Los frutos de conocer y practicar el Focusing
- Lourdes Ortíz Berrios
- hace 14 minutos
- 3 min de lectura

Por: Gladys Concepción
Psicóloga
Profesional del Focusing en entrenamiento
Conocer el Focusing ha sido una experiencia que me está llevando a relacionarme conmigo de una manera diferente. Me doy cuenta de que paso mucho tiempo tratando de entender todo desde la mente, buscando respuestas rápidas o intentando resolver lo que siento con lógica. Sin embargo, en este proceso estoy aprendiendo que mi cuerpo también tiene respuestas que merecen ser escuchadas. El trabajo está en dejarlo hablar o aprender a escucharlo sin que medie la mente.

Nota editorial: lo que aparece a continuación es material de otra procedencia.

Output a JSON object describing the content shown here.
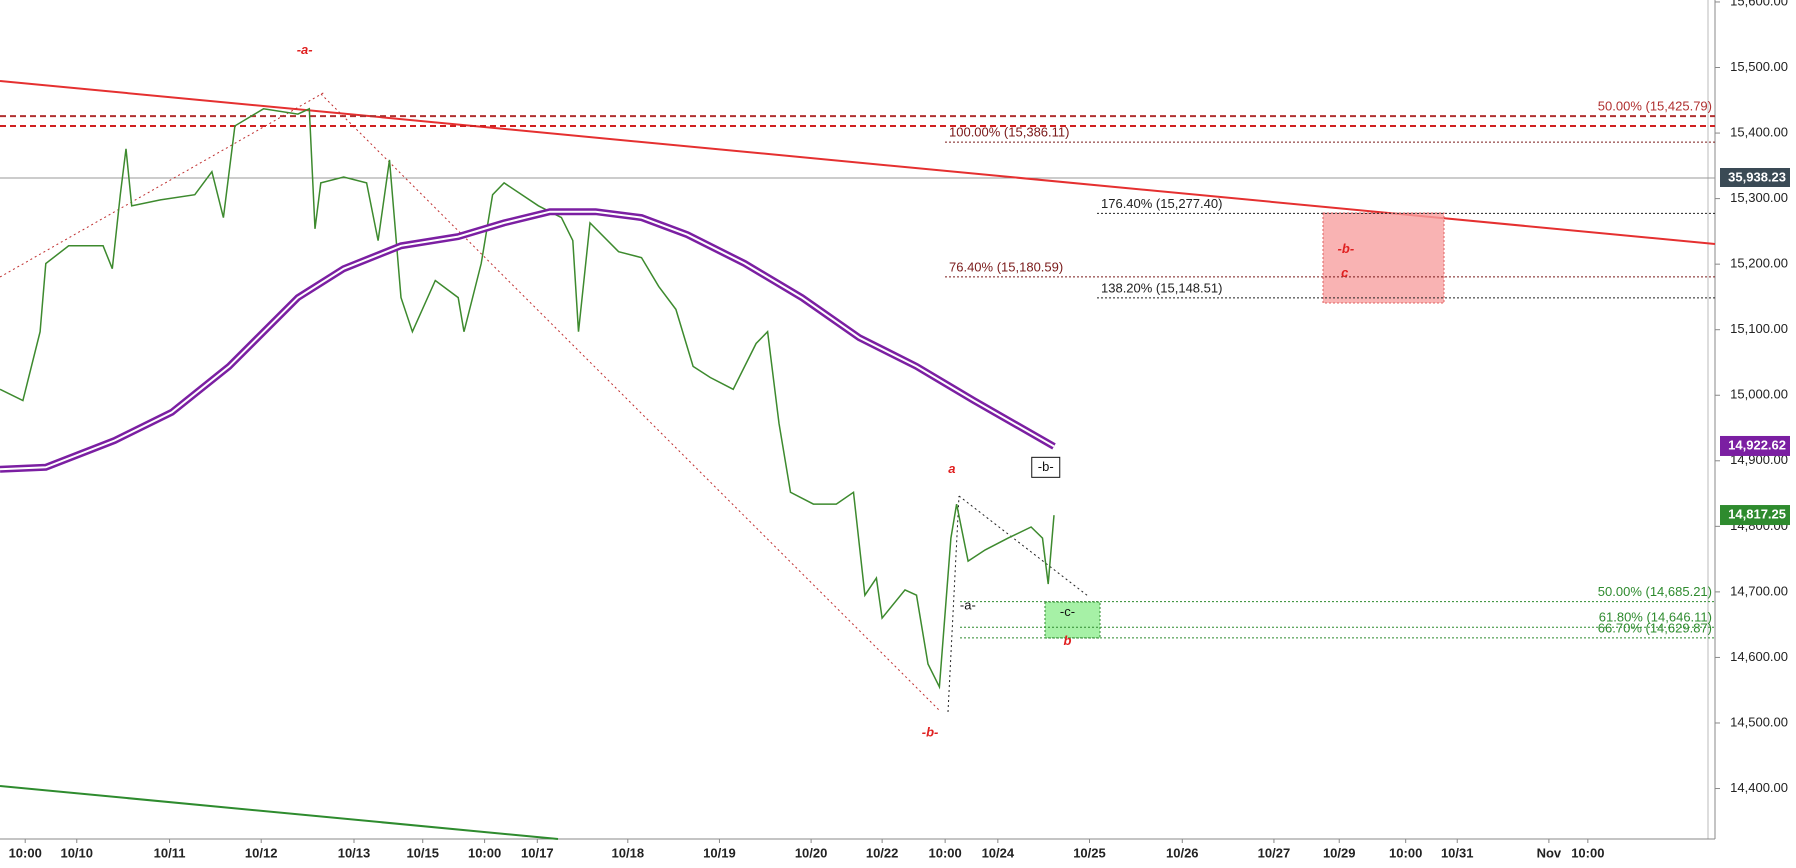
{
  "chart_data": {
    "type": "line",
    "xlim": [
      0,
      1497
    ],
    "ylim": [
      14323,
      15603
    ],
    "xticks": [
      {
        "value": 22,
        "label": "10:00"
      },
      {
        "value": 67,
        "label": "10/10"
      },
      {
        "value": 148,
        "label": "10/11"
      },
      {
        "value": 228,
        "label": "10/12"
      },
      {
        "value": 309,
        "label": "10/13"
      },
      {
        "value": 369,
        "label": "10/15"
      },
      {
        "value": 423,
        "label": "10:00"
      },
      {
        "value": 469,
        "label": "10/17"
      },
      {
        "value": 548,
        "label": "10/18"
      },
      {
        "value": 628,
        "label": "10/19"
      },
      {
        "value": 708,
        "label": "10/20"
      },
      {
        "value": 770,
        "label": "10/22"
      },
      {
        "value": 825,
        "label": "10:00"
      },
      {
        "value": 871,
        "label": "10/24"
      },
      {
        "value": 951,
        "label": "10/25"
      },
      {
        "value": 1032,
        "label": "10/26"
      },
      {
        "value": 1112,
        "label": "10/27"
      },
      {
        "value": 1169,
        "label": "10/29"
      },
      {
        "value": 1227,
        "label": "10:00"
      },
      {
        "value": 1272,
        "label": "10/31"
      },
      {
        "value": 1352,
        "label": "Nov"
      },
      {
        "value": 1386,
        "label": "10:00"
      }
    ],
    "yticks": [
      {
        "value": 15600,
        "label": "15,600.00"
      },
      {
        "value": 15500,
        "label": "15,500.00"
      },
      {
        "value": 15400,
        "label": "15,400.00"
      },
      {
        "value": 15300,
        "label": "15,300.00"
      },
      {
        "value": 15200,
        "label": "15,200.00"
      },
      {
        "value": 15100,
        "label": "15,100.00"
      },
      {
        "value": 15000,
        "label": "15,000.00"
      },
      {
        "value": 14900,
        "label": "14,900.00"
      },
      {
        "value": 14800,
        "label": "14,800.00"
      },
      {
        "value": 14700,
        "label": "14,700.00"
      },
      {
        "value": 14600,
        "label": "14,600.00"
      },
      {
        "value": 14500,
        "label": "14,500.00"
      },
      {
        "value": 14400,
        "label": "14,400.00"
      }
    ],
    "series": [
      {
        "color": "#3d8a2e",
        "x": [
          0,
          20,
          35,
          40,
          60,
          90,
          98,
          105,
          110,
          115,
          140,
          170,
          185,
          195,
          205,
          230,
          260,
          270,
          275,
          280,
          300,
          320,
          330,
          340,
          350,
          360,
          380,
          400,
          405,
          420,
          430,
          440,
          470,
          490,
          500,
          505,
          515,
          540,
          560,
          575,
          590,
          605,
          620,
          640,
          660,
          670,
          680,
          690,
          710,
          730,
          745,
          755,
          765,
          770,
          790,
          800,
          810,
          820,
          830,
          835,
          845,
          860,
          880,
          900,
          910,
          915,
          920
        ],
        "values": [
          15009,
          14992,
          15097,
          15201,
          15228,
          15228,
          15193,
          15306,
          15376,
          15289,
          15298,
          15306,
          15341,
          15271,
          15411,
          15437,
          15429,
          15437,
          15254,
          15324,
          15333,
          15324,
          15236,
          15359,
          15149,
          15097,
          15175,
          15149,
          15097,
          15201,
          15306,
          15324,
          15289,
          15271,
          15236,
          15097,
          15263,
          15219,
          15210,
          15166,
          15131,
          15044,
          15027,
          15009,
          15079,
          15097,
          14957,
          14852,
          14834,
          14834,
          14852,
          14695,
          14721,
          14660,
          14703,
          14695,
          14590,
          14555,
          14782,
          14834,
          14747,
          14764,
          14782,
          14799,
          14782,
          14712,
          14817
        ]
      },
      {
        "color": "#7b1fa2",
        "x": [
          0,
          40,
          100,
          150,
          200,
          260,
          300,
          350,
          400,
          440,
          480,
          520,
          560,
          600,
          650,
          700,
          750,
          800,
          850,
          920
        ],
        "values": [
          14887,
          14890,
          14931,
          14974,
          15044,
          15149,
          15193,
          15228,
          15242,
          15263,
          15280,
          15280,
          15271,
          15245,
          15201,
          15149,
          15088,
          15044,
          14992,
          14922
        ]
      }
    ],
    "levels": [
      {
        "label": "50.00% (15,425.79)",
        "value": 15425.79,
        "color": "#b03030"
      },
      {
        "label": "100.00% (15,386.11)",
        "value": 15386.11,
        "color": "#7a1a1a"
      },
      {
        "label": "176.40% (15,277.40)",
        "value": 15277.4,
        "color": "#222222"
      },
      {
        "label": "76.40% (15,180.59)",
        "value": 15180.59,
        "color": "#7a1a1a"
      },
      {
        "label": "138.20% (15,148.51)",
        "value": 15148.51,
        "color": "#222222"
      },
      {
        "label": "50.00% (14,685.21)",
        "value": 14685.21,
        "color": "#2e8b2e"
      },
      {
        "label": "61.80% (14,646.11)",
        "value": 14646.11,
        "color": "#2e8b2e"
      },
      {
        "label": "66.70% (14,629.87)",
        "value": 14629.87,
        "color": "#2e8b2e"
      }
    ],
    "price_tags": [
      {
        "value": 14922.62,
        "label": "14,922.62",
        "color": "#7b1fa2"
      },
      {
        "value": 14817.25,
        "label": "14,817.25",
        "color": "#2e8b2e"
      }
    ],
    "reference_tag": "35,938.23",
    "annotations": [
      "-a-",
      "a",
      "-b-",
      "-b-",
      "-a-",
      "-c-",
      "b",
      "-b-",
      "c"
    ]
  }
}
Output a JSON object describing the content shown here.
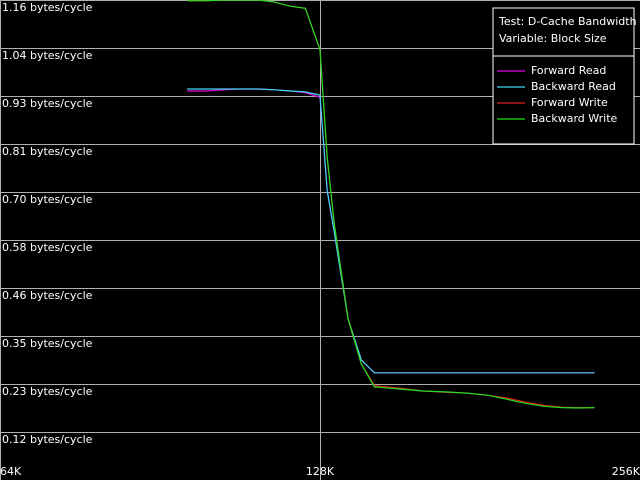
{
  "chart_data": {
    "type": "line",
    "title": "Test: D-Cache Bandwidth",
    "subtitle": "Variable: Block Size",
    "x": [
      96,
      100,
      104,
      108,
      112,
      116,
      120,
      124,
      128,
      130,
      132,
      136,
      140,
      144,
      152,
      160,
      168,
      176,
      184,
      192,
      200,
      208,
      216,
      224,
      232
    ],
    "xlim": [
      64,
      256
    ],
    "xscale": "log",
    "xticks": [
      {
        "value": 64,
        "label": "64K"
      },
      {
        "value": 128,
        "label": "128K"
      },
      {
        "value": 256,
        "label": "256K"
      }
    ],
    "ylim": [
      0,
      1.16
    ],
    "yticks": [
      {
        "value": 0.116,
        "label": "0.12 bytes/cycle"
      },
      {
        "value": 0.232,
        "label": "0.23 bytes/cycle"
      },
      {
        "value": 0.348,
        "label": "0.35 bytes/cycle"
      },
      {
        "value": 0.464,
        "label": "0.46 bytes/cycle"
      },
      {
        "value": 0.58,
        "label": "0.58 bytes/cycle"
      },
      {
        "value": 0.696,
        "label": "0.70 bytes/cycle"
      },
      {
        "value": 0.812,
        "label": "0.81 bytes/cycle"
      },
      {
        "value": 0.928,
        "label": "0.93 bytes/cycle"
      },
      {
        "value": 1.044,
        "label": "1.04 bytes/cycle"
      },
      {
        "value": 1.16,
        "label": "1.16 bytes/cycle"
      }
    ],
    "grid": true,
    "legend": "upper right",
    "series": [
      {
        "name": "Forward Read",
        "color": "#e000e0",
        "values": [
          0.94,
          0.94,
          0.943,
          0.945,
          0.945,
          0.943,
          0.94,
          0.936,
          0.925,
          0.7,
          0.6,
          0.39,
          0.29,
          0.259,
          0.259,
          0.259,
          0.259,
          0.259,
          0.259,
          0.259,
          0.259,
          0.259,
          0.259,
          0.259,
          0.259
        ]
      },
      {
        "name": "Backward Read",
        "color": "#40d8f0",
        "values": [
          0.945,
          0.945,
          0.945,
          0.945,
          0.945,
          0.943,
          0.94,
          0.938,
          0.93,
          0.7,
          0.6,
          0.39,
          0.29,
          0.259,
          0.259,
          0.259,
          0.259,
          0.259,
          0.259,
          0.259,
          0.259,
          0.259,
          0.259,
          0.259,
          0.259
        ]
      },
      {
        "name": "Forward Write",
        "color": "#e02020",
        "values": [
          1.158,
          1.158,
          1.16,
          1.16,
          1.16,
          1.155,
          1.145,
          1.14,
          1.04,
          0.78,
          0.62,
          0.39,
          0.28,
          0.228,
          0.222,
          0.215,
          0.212,
          0.21,
          0.205,
          0.198,
          0.188,
          0.18,
          0.176,
          0.175,
          0.175
        ]
      },
      {
        "name": "Backward Write",
        "color": "#20e020",
        "values": [
          1.158,
          1.158,
          1.16,
          1.16,
          1.16,
          1.155,
          1.145,
          1.14,
          1.04,
          0.78,
          0.62,
          0.39,
          0.28,
          0.225,
          0.22,
          0.215,
          0.213,
          0.21,
          0.205,
          0.195,
          0.185,
          0.178,
          0.175,
          0.174,
          0.175
        ]
      }
    ]
  }
}
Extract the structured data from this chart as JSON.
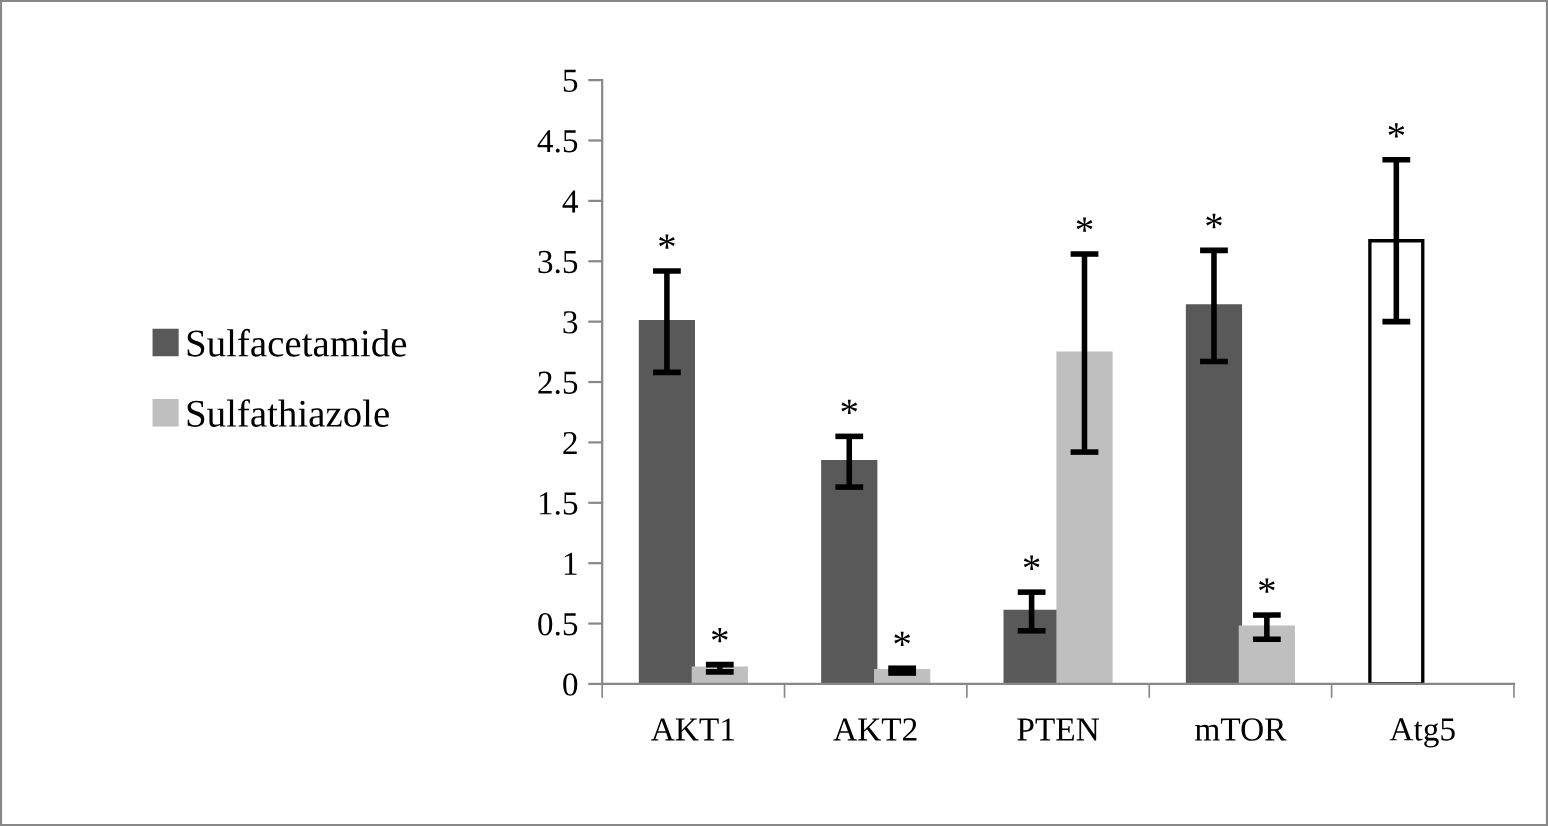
{
  "chart_data": {
    "type": "bar",
    "categories": [
      "AKT1",
      "AKT2",
      "PTEN",
      "mTOR",
      "Atg5"
    ],
    "series": [
      {
        "name": "Sulfacetamide",
        "color": "#595959",
        "colors": [
          "#595959",
          "#595959",
          "#595959",
          "#595959",
          "#ffffff"
        ],
        "values": [
          3.0,
          1.84,
          0.6,
          3.13,
          3.67
        ],
        "errors": [
          0.42,
          0.21,
          0.16,
          0.46,
          0.67
        ],
        "value_labels": [
          "*",
          "*",
          "*",
          "*",
          "*"
        ]
      },
      {
        "name": "Sulfathiazole",
        "color": "#bfbfbf",
        "values": [
          0.13,
          0.11,
          2.74,
          0.47,
          null
        ],
        "errors": [
          0.03,
          0.02,
          0.82,
          0.1,
          null
        ],
        "value_labels": [
          "*",
          "*",
          "*",
          "*",
          null
        ]
      }
    ],
    "ylim": [
      0,
      5
    ],
    "yticks": [
      0,
      0.5,
      1,
      1.5,
      2,
      2.5,
      3,
      3.5,
      4,
      4.5,
      5
    ],
    "legend": "left",
    "grid": false
  }
}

Uno de los conceptos que más llama mi atención fue el despeje de espacio. Esta práctica me ayuda a darme cuenta de que puedo reconocer las situaciones que me preocupan sin cargar con todas al mismo tiempo. Es como poner cada asunto frente a mí, darle un lugar y notar que yo soy más que mis problemas. Esa simple diferencia me hace sentir más ligera y con mayor claridad para conectar con lo que realmente necesita mi atención en ese momento que es el encuentro conmigo misma y llenarme de mi amor para poder proseguir con identificar las sensaciones de mi cuerpo.
El centramiento en el Focusing es ese momento en el que hago una pausa, respiro y vuelvo a mí. Es dejar por un momento el ruido de afuera y también el de mis pensamientos para estar presente. No significa que todo desaparezca o que deje de sentir preocupaciones, sino que encuentro un lugar de calma desde donde puedo observar lo que ocurre dentro de mí sin apresurarme a cambiarlo. Esto se tiende a hacer antes del despeje de espacio.
Otro aprendizaje muy valioso ha sido comprender lo que significa lo implícito. Entendí que dentro de mí existe mucha información que todavía no tiene palabras, pero que sí se expresa a través de mi cuerpo. No todo lo importante puede explicarse inmediatamente. A veces hay algo que solo se siente, como una intuición, una incomodidad o una sensación difícil de describir. Aprendí a confiar en que, si le doy tiempo y espacio, esa experiencia poco a poco puede revelar su significado.
La sensación sentida h sido probablemente el descubrimiento más interesante para mí. Antes pensaba que identificar una emoción era suficiente, pero ahora entiendo que hay una forma más profunda de escucharme. La sensación sentida es esa percepción corporal que reúne todo lo que viví o estoy viviendo respecto a algún evento o situación. No es solo tristeza, miedo o alegría (sentimientos o emociones); es una sensación (calor, frío, presión, hormigueo etc) que contiene una experiencia completa que se siente en el cuerpo y que, cuando la acompaño con paciencia y curiosidad, empieza a transformarse y a ofrecerme nuevas comprensiones.
Al finalizar este curso siento que no solo aprendí una técnica, sino que estoy aprendiendo una manera diferente de estar conmigo misma. ¡Se ha convertido en un desafío para mí!
Me llevo la importancia de hacer pausas, escuchar mi cuerpo, confiar en su sabiduría y permitirme descubrir lo que todavía está implícito dentro de mí.
Estoy comprendiendo que no siempre necesito tener todas las respuestas de inmediato. A veces basta con detenerme, respirar, hacer espacio y escuchar con amabilidad. Creo que este aprendizaje puede ayudarme no solo en mi vida personal, sino también en mi trabajo, porque mientras mejor aprendo a escucharme, más capacidad tendré para acompañar a otras personas en su propio proceso de descubrirse y comprenderse.